Tree Lighting Techniques
To create a dramatic effect on your trees and shrubs, uplighting is a great tool. The light is positioned somewhere on the ground and shines at an angle towards the trunk and foliage of the tree you've chosen as a focal point. This technique, if done correctly, gives a very elegant look to your trees at night. You can use a single light, or multiple in order to create more dimension and visual interest. The best place to set your lights is at the base of the tree, aiming the lights up towards the limbs of the tree and the trunk for the best effect.

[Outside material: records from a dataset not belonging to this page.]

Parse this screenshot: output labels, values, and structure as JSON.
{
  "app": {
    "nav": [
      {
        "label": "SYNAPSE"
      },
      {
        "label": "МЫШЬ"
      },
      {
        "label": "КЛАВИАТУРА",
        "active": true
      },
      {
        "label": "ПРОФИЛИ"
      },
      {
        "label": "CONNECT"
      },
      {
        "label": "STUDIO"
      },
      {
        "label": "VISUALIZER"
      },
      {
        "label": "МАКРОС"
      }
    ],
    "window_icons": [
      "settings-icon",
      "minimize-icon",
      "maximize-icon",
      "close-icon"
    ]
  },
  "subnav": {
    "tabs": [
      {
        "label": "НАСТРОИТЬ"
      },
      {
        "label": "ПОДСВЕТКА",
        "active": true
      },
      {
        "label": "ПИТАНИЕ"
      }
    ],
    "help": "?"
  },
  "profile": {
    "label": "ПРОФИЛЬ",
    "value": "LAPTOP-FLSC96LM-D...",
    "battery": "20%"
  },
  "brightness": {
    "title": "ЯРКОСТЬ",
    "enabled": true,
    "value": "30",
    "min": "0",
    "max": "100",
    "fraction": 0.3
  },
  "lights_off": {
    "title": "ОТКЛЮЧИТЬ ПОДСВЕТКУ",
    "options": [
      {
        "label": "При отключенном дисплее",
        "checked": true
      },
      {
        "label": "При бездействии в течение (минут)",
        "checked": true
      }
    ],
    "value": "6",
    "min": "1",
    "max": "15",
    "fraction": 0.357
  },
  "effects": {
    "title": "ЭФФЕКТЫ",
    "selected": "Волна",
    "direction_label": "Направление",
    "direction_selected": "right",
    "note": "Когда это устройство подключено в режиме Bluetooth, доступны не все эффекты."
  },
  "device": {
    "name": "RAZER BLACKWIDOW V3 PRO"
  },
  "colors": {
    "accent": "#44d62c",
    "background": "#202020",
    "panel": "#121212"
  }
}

Alternatively, downlighting is another option available. This requires the light to be placed up in the tree where it shines down on your outdoor living area, patio or driveway in order to brighten up get-togethers and help guests clearly see where they are going. This technique works best with deciduous trees because they offer a wide canopy that allows for the most light to shine down. This creates a dappled light effect on the ground. The best spot for downlights is on tree trunks and large tree limbs in order to best hide the light fixtures. Though the number of lights you would need depends on the size and shape of your tree, two lights per tree typically works well.

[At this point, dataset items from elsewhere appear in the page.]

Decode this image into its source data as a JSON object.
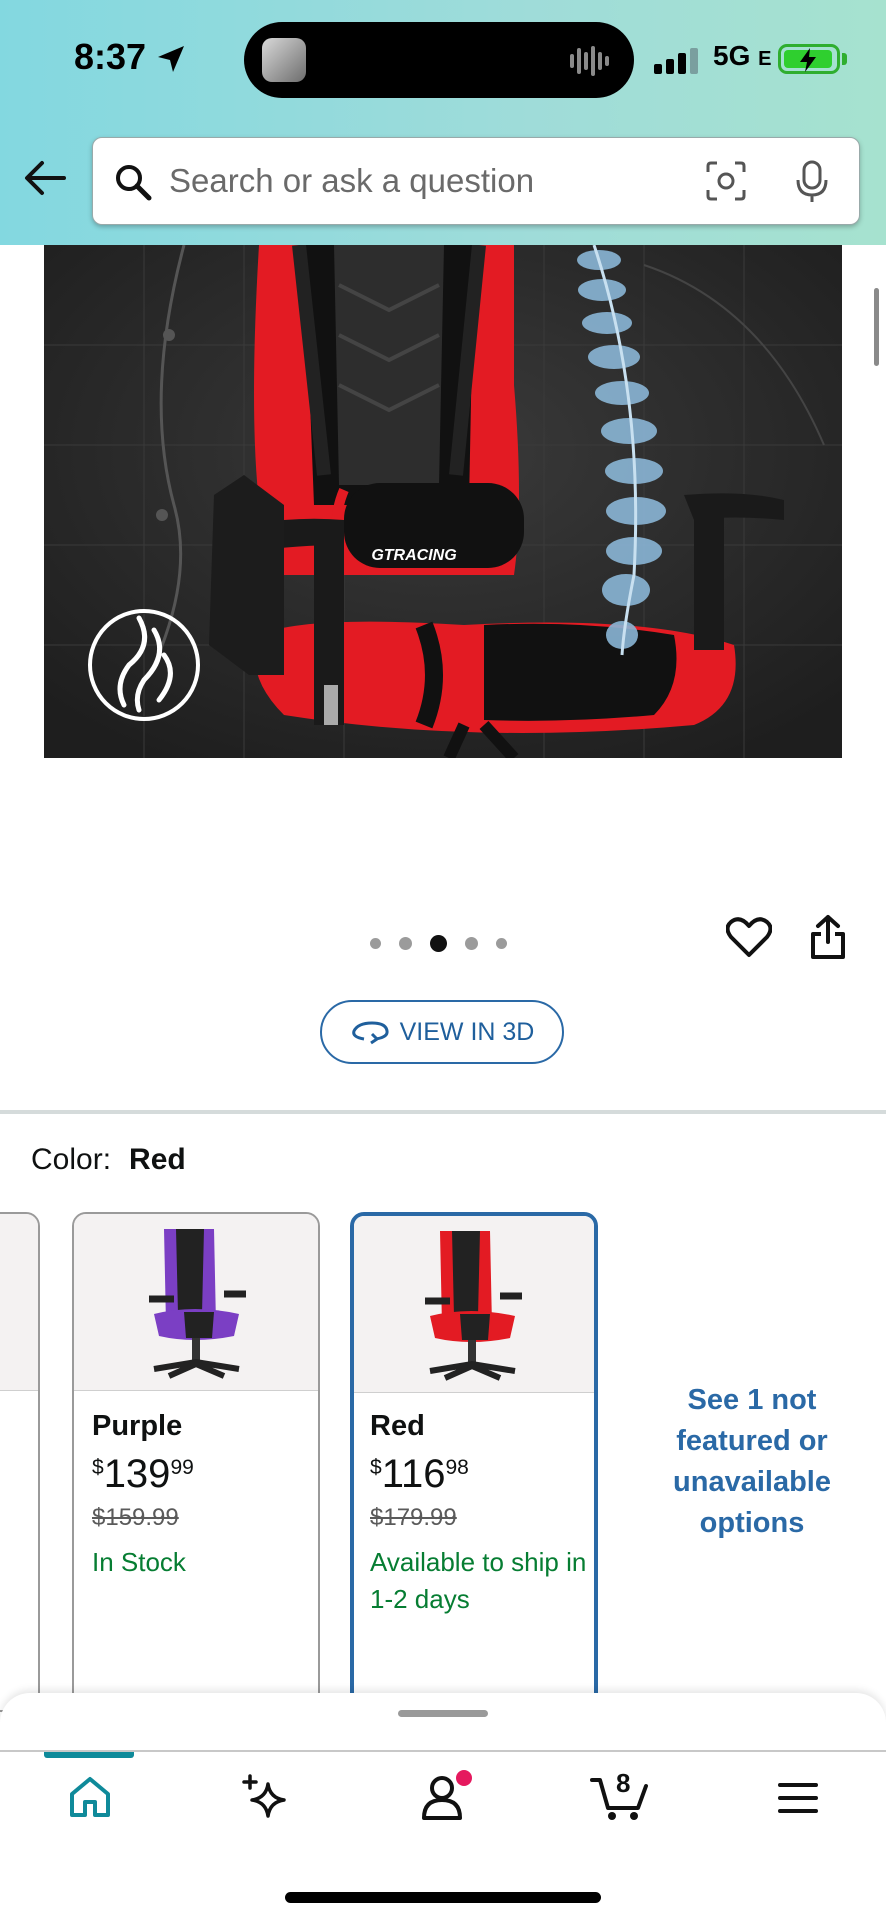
{
  "status_bar": {
    "time": "8:37",
    "network": "5G",
    "network_suffix": "E"
  },
  "search": {
    "placeholder": "Search or ask a question"
  },
  "product_image": {
    "brand_label": "GTRACING"
  },
  "view3d": {
    "label": "VIEW IN 3D"
  },
  "color": {
    "label": "Color:",
    "value": "Red"
  },
  "variants": [
    {
      "name": "Purple",
      "currency": "$",
      "price_whole": "139",
      "price_cents": "99",
      "list_price": "$159.99",
      "availability": "In Stock"
    },
    {
      "name": "Red",
      "currency": "$",
      "price_whole": "116",
      "price_cents": "98",
      "list_price": "$179.99",
      "availability": "Available to ship in 1-2 days"
    }
  ],
  "see_more": "See 1 not featured or unavailable options",
  "cart_count": "8",
  "icons": [
    "back-arrow-icon",
    "search-icon",
    "camera-lens-icon",
    "microphone-icon",
    "heart-icon",
    "share-icon",
    "view-3d-icon",
    "home-icon",
    "sparkle-icon",
    "account-icon",
    "cart-icon",
    "menu-icon"
  ],
  "colors": {
    "accent": "#2a69a6",
    "in_stock": "#067d32",
    "header_start": "#83d8e0",
    "header_end": "#a6e2cf",
    "chair_red": "#e31b23"
  }
}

Another common lighting technique is spotlighting. Choosing an especially becoming tree to feature or shrub to light up will draw the eye to it on dark evenings. Spotlights are brighter than uplights and should be placed a bit further away from the subject. To silhouette a tree, all you need is a wall from a fence, garage, or house directly behind the tree for the shadow to fall across. This is one of the best ways to really accentuate a tree.

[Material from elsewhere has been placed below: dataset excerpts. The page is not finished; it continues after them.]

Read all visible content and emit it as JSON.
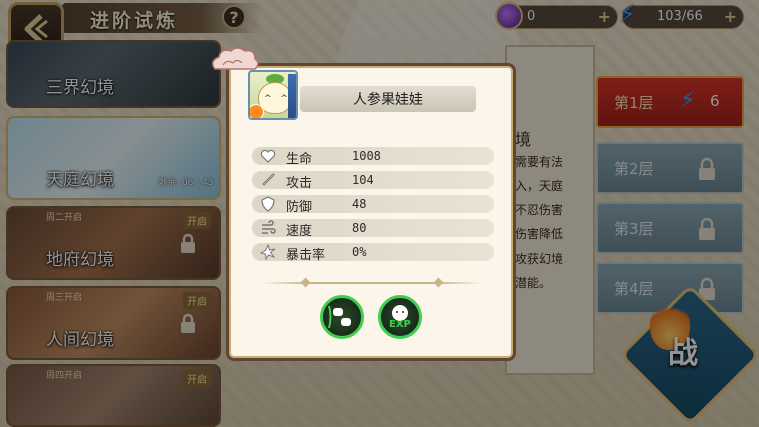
{
  "header": {
    "title": "进阶试炼",
    "help_label": "?",
    "gem_count": "0",
    "stamina": "103/66",
    "plus": "+"
  },
  "realms": [
    {
      "name": "三界幻境"
    },
    {
      "name": "天庭幻境",
      "rest_text": "剩余: 08 : 43"
    },
    {
      "name": "地府幻境",
      "day_tag": "周二开启",
      "open_label": "开启"
    },
    {
      "name": "人间幻境",
      "day_tag": "周三开启",
      "open_label": "开启"
    },
    {
      "day_tag": "周四开启",
      "open_label": "开启"
    }
  ],
  "floors": [
    {
      "label": "第1层",
      "cost": "6"
    },
    {
      "label": "第2层"
    },
    {
      "label": "第3层"
    },
    {
      "label": "第4层"
    }
  ],
  "fight_label": "战",
  "background_text": [
    "境",
    "需要有法",
    "入，天庭",
    "不忍伤害",
    "伤害降低",
    "攻获幻境",
    "潜能。"
  ],
  "modal": {
    "character_name": "人参果娃娃",
    "stats": [
      {
        "label": "生命",
        "value": "1008",
        "icon": "heart-icon"
      },
      {
        "label": "攻击",
        "value": "104",
        "icon": "sword-icon"
      },
      {
        "label": "防御",
        "value": "48",
        "icon": "shield-icon"
      },
      {
        "label": "速度",
        "value": "80",
        "icon": "wind-icon"
      },
      {
        "label": "暴击率",
        "value": "0%",
        "icon": "burst-icon"
      }
    ],
    "skills": [
      {
        "icon": "fist-skill-icon"
      },
      {
        "icon": "exp-skill-icon",
        "text": "EXP"
      }
    ]
  },
  "colors": {
    "accent_red": "#d8372a",
    "skill_ring": "#3ecf4f",
    "modal_border": "#5e4630"
  }
}
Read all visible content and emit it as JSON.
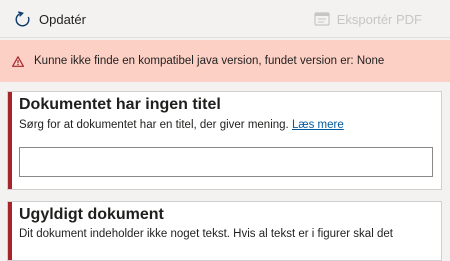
{
  "toolbar": {
    "refresh_label": "Opdatér",
    "refresh_icon": "refresh-icon",
    "export_label": "Eksportér PDF",
    "export_icon": "pdf-icon",
    "export_disabled": true
  },
  "alert": {
    "icon": "warning-icon",
    "message": "Kunne ikke finde en kompatibel java version, fundet version er: None",
    "color": "#fcd0c5"
  },
  "issues": [
    {
      "title": "Dokumentet har ingen titel",
      "description": "Sørg for at dokumentet har en titel, der giver mening.",
      "link_label": "Læs mere",
      "input_value": "",
      "input_placeholder": ""
    },
    {
      "title": "Ugyldigt dokument",
      "description": "Dit dokument indeholder ikke noget tekst. Hvis al tekst er i figurer skal det"
    }
  ],
  "colors": {
    "error_stripe": "#a4262c",
    "link": "#005a9e",
    "disabled": "#c8c6c4"
  }
}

Beam angle is essential to consider when positioning your lights. To create a wash effect, it may be best to consider wide, low beams. These will eliminate dark spots and brighter points in the landscape. Narrow beams are ideal for highlighting specific parts of trees, especially when trying to illuminate a smaller tree. To achieve your ideal look, you may need a bit of trial and error with your angles. Though there are many options out there for your light bulbs, LED lights are typically the best way to go. They last for a very long time, use less energy and are more durable than their counterparts.
Lumens Required To Light Your Tree
Depending on the height of your trees, you will need a different lumen output to adequately light up your target. A lumen is the measure of the amount of brightness in a lightbulb. Too little light and you won't be able to see the trees properly, while too much light can lead to blown-out subjects and limited ambiance. There are a few general guidelines you can follow to ensure your lighting is just right.
The lowest lumen levels you will find are typically 80-120 lumens. This is best for lighting from ground level up to 6-10 feet high. It works well for lighting small structures like walkways, patios, or decks as well as smaller trees, hedgerows, and bushes. For medium-sized trees and two-story buildings, 140-180 lumens are your best bet. Bigger trees and larger houses will almost certainly require 230-270 lumens. Lumens about 350 are typically reserved for lighting chimney tops, prominent home peaks and trees over 50 feet tall.
Finally, most outdoor lighting designs are going for a subtle look. Be sure not to go overboard and illuminate every tree, shrub, and special feature in your yard. You can enjoy those the entire day. Come nightfall, you want to pick a few special highlights that will draw your guests in further.